One of my first library memories is of falling in love with my local branch was when I was about five years old. We were living on the northern end of the Gold Coast, a block from the sea, and my mum regularly took me on special trips to our nearest library, which at the time was on the top floor of a multi-storey shopping centre.

To my child mind, it was book palace in the sky. You could choose your book and sit by a window at eye level with pelicans and seagulls, gazing out over the sea. I remember my name on my library card was handwritten by the librarian. It was to me The Key that granted my entry to this skyward book palace.
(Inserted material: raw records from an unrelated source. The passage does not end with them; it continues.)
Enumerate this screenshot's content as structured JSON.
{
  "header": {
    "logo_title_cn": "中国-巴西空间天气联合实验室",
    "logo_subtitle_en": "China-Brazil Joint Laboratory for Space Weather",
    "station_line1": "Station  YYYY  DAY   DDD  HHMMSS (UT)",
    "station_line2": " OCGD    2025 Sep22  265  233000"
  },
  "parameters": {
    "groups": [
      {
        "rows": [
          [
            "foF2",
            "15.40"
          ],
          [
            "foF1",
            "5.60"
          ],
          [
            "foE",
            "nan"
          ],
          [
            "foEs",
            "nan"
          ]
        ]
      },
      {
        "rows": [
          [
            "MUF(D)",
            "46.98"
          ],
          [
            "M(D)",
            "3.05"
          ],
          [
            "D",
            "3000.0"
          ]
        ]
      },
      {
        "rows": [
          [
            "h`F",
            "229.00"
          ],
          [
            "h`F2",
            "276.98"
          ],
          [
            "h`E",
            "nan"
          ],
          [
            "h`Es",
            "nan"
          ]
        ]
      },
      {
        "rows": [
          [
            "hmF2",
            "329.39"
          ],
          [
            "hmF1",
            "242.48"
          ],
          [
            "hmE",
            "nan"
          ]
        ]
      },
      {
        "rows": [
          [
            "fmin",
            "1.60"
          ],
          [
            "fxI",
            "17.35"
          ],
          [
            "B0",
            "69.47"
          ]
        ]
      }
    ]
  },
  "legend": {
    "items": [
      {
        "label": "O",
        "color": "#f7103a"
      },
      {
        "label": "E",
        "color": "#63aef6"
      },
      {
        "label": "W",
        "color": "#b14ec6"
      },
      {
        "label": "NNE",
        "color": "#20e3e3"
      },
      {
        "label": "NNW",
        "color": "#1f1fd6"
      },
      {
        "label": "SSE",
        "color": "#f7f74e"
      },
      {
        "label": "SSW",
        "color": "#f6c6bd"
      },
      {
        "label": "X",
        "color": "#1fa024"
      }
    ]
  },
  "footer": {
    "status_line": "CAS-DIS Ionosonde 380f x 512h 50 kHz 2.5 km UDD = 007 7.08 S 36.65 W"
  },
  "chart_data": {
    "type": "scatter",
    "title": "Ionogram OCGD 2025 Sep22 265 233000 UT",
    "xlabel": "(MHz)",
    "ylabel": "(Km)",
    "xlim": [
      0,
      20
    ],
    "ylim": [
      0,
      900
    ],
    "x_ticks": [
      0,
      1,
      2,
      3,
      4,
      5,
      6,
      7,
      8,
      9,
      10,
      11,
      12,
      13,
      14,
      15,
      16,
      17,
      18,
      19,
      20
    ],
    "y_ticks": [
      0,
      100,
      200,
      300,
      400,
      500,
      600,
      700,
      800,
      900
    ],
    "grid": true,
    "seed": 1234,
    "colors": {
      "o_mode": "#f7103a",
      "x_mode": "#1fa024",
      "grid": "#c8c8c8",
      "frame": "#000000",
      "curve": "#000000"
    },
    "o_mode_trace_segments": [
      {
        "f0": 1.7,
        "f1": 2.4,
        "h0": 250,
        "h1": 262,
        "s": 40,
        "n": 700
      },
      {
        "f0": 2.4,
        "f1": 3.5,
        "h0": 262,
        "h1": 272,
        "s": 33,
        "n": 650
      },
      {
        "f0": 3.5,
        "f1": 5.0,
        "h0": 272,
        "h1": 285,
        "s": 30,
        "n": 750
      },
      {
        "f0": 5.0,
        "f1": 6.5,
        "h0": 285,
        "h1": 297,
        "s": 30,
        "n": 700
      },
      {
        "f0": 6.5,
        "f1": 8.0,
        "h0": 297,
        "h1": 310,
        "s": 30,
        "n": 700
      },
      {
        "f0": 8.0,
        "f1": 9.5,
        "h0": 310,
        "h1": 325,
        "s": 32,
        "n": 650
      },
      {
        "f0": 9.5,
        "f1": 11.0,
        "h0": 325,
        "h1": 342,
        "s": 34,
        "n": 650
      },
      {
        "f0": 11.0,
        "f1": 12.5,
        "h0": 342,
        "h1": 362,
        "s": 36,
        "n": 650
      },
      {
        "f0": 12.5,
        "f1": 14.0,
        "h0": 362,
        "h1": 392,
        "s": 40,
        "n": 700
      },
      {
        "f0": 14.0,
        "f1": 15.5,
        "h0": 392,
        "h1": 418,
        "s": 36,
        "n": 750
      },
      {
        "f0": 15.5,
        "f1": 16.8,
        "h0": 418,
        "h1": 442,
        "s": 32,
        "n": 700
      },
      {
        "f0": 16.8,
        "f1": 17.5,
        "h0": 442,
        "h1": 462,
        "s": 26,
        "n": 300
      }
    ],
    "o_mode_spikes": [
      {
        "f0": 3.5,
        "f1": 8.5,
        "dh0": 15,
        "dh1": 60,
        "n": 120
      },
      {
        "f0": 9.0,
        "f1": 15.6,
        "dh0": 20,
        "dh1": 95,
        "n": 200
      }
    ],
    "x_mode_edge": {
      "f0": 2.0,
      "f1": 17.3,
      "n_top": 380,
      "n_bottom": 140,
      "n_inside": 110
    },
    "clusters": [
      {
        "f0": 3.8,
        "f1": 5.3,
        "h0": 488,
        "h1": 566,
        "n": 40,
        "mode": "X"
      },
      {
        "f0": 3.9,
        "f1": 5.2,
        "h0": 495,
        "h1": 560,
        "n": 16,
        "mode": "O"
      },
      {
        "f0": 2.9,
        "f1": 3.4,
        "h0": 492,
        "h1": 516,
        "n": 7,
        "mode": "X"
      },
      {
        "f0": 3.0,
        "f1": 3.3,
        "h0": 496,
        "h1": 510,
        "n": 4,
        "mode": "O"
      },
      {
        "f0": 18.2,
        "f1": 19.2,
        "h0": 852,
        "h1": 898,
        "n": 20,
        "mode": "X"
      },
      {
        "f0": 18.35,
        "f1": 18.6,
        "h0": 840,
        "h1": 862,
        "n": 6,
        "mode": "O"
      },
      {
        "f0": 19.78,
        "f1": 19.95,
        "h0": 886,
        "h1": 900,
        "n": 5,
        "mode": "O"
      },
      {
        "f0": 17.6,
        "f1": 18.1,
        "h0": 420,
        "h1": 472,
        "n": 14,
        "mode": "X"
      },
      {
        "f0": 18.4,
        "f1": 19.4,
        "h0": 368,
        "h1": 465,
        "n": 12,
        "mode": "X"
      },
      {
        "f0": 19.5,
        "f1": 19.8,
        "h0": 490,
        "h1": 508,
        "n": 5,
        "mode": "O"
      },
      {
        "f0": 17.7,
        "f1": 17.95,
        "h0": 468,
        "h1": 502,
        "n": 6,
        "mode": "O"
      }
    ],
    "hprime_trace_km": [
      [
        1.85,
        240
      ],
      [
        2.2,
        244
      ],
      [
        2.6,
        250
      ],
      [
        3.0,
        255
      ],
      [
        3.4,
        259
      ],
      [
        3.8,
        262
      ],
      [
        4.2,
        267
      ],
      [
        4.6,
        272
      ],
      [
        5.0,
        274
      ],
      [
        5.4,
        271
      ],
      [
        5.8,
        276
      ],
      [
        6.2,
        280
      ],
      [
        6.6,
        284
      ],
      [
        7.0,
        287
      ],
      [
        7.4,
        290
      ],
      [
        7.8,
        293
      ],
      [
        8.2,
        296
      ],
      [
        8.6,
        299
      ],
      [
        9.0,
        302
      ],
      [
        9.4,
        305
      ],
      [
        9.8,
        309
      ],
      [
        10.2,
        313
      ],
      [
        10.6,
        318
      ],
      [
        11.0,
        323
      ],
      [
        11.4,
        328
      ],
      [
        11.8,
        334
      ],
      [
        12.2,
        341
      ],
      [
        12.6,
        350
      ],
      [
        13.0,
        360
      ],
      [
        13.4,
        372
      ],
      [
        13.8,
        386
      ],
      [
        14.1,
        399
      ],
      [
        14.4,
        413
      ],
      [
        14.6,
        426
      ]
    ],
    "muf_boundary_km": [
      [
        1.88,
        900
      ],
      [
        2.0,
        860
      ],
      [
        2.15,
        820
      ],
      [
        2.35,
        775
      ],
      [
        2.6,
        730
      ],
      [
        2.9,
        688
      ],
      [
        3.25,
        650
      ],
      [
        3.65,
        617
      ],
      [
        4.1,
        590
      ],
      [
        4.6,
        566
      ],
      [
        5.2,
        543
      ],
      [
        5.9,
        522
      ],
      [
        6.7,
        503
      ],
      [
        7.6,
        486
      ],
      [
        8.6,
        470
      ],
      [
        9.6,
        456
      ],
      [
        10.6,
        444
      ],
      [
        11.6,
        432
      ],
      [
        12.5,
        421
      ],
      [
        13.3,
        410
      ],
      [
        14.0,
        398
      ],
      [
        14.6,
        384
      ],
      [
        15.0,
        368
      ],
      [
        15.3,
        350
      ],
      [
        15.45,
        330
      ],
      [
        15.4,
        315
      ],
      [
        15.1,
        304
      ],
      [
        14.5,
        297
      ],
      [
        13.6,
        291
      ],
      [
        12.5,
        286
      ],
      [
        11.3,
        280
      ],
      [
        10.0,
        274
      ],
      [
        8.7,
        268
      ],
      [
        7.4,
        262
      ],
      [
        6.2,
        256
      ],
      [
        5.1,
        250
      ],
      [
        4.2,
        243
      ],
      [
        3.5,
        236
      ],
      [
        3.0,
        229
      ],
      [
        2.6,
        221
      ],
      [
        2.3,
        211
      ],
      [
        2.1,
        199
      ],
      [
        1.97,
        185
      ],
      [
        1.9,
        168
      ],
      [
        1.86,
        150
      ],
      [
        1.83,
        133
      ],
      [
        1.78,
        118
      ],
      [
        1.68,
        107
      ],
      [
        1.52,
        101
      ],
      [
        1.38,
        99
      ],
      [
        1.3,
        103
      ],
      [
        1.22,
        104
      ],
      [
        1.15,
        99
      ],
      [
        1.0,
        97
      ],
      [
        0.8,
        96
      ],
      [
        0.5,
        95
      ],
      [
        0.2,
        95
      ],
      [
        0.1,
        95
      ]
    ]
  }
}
Being in possession of that little rectangle of cardboard, and experiencing the magic of the library left such an impact on me that I wasn’t surprised when, thirty years later, I was writing my first novel and my main character Alice Hart had her life saved in many ways by a library and librarian.

A woman sitting in front of a computer screen with her back to the viewer.

What other items are you, and people in your house, borrowing right now?

My family and I have recently discovered that our library cards also grant us free access to online entertainment (and for me, research!) through websites like Kanopy, which offers a range of films and documentaries from around the world. I’ve spent countless hours searching their archives and losing myself in the enriching solace of listening to stories so far from my own.

 

Thinking about your own bookshelf, what is your favourite book to lend out from home?

For the last couple of years I’ve loved sharing poetry collections, three of my favourites being Ruby Moonlight by Ali Cobby Eckermann, salt. by nayyirah waheed, and Fierce Fairytales by Nikita Gill. Most recently, Kirli Saunders’ Kindred is a collection I want to press into everyone’s hands.

A woman sitting on an ornate metal bench with a book open in her lap. A dog sits on the ground next to her, she is smiling down at it while she pats it.

Holly Ringland grew up barefoot and wild in her mother's garden by the sea in southeast Queensland. When she was nine years old, her love of landscapes, cultures and stories was deepened by a two-year journey her family took in North America, living in a camper van and travelling from one national park to another. In her early twenties, Holly worked for four years in a remote Indigenous community in Australia’s western desert, where she was the Senior Media ranger at Uluru-Kata Tjuta National Park. In 2009 Holly moved to England and obtained her MA in Creative Writing from the University of Manchester in 2011.

After wanting to be a writer since she was three years old, Holly’s debut novel The Lost Flowers of Alice Hart was published in 2018 when she was 37 years old and has since become an international bestseller. Publication rights have sold in 30 territories and a television series adaptation is forthcoming from Bruna Papandrea's production company Made Up Stories. In May 2019, The Lost Flowers of Alice Hart won The Australian Book Industry Award General Fiction Book of the Year.

Holly signed a new two-book deal with HarperCollins Publishers Australia in February 2020; her second novel, The Seven Skins of Esther Wilding, will be published in 2022 under the Fourth Estate imprint.

In March 2020, Holly began filming Back To Nature, a new, visually stunning 8-episode factual lifestyle series she is co-hosting with Aaron Pedersen, for broadcast on ABC TV.

Holly divides her time between Australia and the UK; she has Australian native flowers growing in both places.